Newton's Law of Cooling is a fundamental principle to understand when analyzing heat transfer between objects and their environment. It states that the rate of heat loss of a body is directly proportional to the temperature difference between the body and its surroundings. The formula is given by:
\[ Q = h \cdot A \cdot \Delta T \]

• Where Q is the rate of heat transfer (in watts),
• h is the heat transfer coefficient,
• A is the surface area of the object, and
• \Delta T is the temperature difference between the object and the surroundings.

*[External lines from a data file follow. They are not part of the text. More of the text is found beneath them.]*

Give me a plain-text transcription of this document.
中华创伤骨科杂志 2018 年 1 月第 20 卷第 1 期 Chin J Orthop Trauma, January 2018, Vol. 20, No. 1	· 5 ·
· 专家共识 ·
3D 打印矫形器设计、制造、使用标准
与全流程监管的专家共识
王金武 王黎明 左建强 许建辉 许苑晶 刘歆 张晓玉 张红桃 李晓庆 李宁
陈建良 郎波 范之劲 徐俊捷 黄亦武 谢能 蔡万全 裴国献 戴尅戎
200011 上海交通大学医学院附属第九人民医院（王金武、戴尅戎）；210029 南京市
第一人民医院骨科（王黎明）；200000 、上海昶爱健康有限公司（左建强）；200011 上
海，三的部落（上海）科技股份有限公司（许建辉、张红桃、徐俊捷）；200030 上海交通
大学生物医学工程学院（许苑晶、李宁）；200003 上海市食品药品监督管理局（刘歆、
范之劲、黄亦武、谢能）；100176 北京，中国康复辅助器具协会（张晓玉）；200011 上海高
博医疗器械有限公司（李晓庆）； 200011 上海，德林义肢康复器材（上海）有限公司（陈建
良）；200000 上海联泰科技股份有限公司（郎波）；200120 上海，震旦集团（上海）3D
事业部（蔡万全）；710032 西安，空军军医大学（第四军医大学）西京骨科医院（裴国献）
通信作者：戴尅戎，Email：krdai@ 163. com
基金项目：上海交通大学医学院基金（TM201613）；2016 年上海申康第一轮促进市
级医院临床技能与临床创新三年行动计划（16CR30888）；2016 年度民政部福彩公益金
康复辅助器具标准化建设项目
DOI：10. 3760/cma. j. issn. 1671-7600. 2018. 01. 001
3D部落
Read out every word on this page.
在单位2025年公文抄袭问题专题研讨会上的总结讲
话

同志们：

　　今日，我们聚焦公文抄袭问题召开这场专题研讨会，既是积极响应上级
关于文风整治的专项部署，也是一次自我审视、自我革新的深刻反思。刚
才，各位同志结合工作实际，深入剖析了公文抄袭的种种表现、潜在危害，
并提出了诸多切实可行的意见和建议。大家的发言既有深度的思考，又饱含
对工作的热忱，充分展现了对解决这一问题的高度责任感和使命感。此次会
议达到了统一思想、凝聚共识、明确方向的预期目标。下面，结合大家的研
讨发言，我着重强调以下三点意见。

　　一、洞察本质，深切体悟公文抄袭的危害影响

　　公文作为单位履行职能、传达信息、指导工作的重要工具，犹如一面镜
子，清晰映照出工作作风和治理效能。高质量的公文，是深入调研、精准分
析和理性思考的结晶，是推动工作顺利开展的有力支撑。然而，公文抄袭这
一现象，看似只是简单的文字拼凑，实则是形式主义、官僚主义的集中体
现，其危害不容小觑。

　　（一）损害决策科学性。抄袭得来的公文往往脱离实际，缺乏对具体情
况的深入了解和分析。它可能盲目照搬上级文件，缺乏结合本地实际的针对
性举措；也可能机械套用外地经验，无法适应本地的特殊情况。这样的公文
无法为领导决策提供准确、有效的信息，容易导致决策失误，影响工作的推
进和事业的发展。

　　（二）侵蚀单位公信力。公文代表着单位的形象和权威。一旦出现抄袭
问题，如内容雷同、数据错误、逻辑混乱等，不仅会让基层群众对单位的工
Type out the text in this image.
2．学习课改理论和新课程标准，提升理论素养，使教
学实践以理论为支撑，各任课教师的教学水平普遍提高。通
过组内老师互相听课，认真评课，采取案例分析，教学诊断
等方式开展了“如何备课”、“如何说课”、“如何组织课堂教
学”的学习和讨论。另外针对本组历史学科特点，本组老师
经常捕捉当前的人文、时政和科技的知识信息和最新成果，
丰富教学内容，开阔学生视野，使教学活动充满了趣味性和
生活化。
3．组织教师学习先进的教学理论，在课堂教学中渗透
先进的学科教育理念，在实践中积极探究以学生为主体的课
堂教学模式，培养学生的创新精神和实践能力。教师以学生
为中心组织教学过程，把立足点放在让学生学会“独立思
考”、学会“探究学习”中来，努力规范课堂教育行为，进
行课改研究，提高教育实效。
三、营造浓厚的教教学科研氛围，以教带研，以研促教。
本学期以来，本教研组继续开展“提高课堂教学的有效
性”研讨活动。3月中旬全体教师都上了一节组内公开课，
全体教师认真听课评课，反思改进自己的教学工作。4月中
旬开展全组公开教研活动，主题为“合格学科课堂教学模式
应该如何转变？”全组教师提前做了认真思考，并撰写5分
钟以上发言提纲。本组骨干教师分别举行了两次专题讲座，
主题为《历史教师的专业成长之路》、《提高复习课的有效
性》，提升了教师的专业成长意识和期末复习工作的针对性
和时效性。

This law helps in designing cooling systems for electronics by predicting how much power can be dissipated safely. Understanding this interaction ensures electronic components like transistors do not exceed their thermal limits.

Heat Transfer Coefficient

The heat transfer coefficient ( h) is a critical parameter in determining the efficiency of heat dissipation from a surface. It quantifies the heat transfer rate per unit area per degree of temperature difference between the surface and the fluid it interacts with.
Several factors influence the value of the heat transfer coefficient, including:

• Type and speed of the cooling fluid (e.g., still air, moving air, water)
• Surface condition (smooth or rough)
• Thermal properties of the fluid and surface material

A higher heat transfer coefficient indicates a higher efficiency in transferring heat from an object to its surroundings. In the context of transistor cooling, it means how effectively the air can remove heat from the transistor's surface.

Surface Area Calculation

Calculating the surface area is an essential step in understanding heat dissipation in transistors. This calculation helps determine how much of the surface is available for heat exchange. For a cylindrical transistor, the formula to calculate the lateral surface area is:
\[ A = 2 \pi r h \]

• Where r is the radius of the cylinder, calculated by halving the diameter.
• h is the height of the cylinder.

Converting this area from the basic measure (square centimeters) to the desired unit (square meters) is important for coherence, especially when plugging into formulas involving heat transfer coefficients generally given in terms of square meters. Proper area calculations ensure the accuracy of thermal management predictions.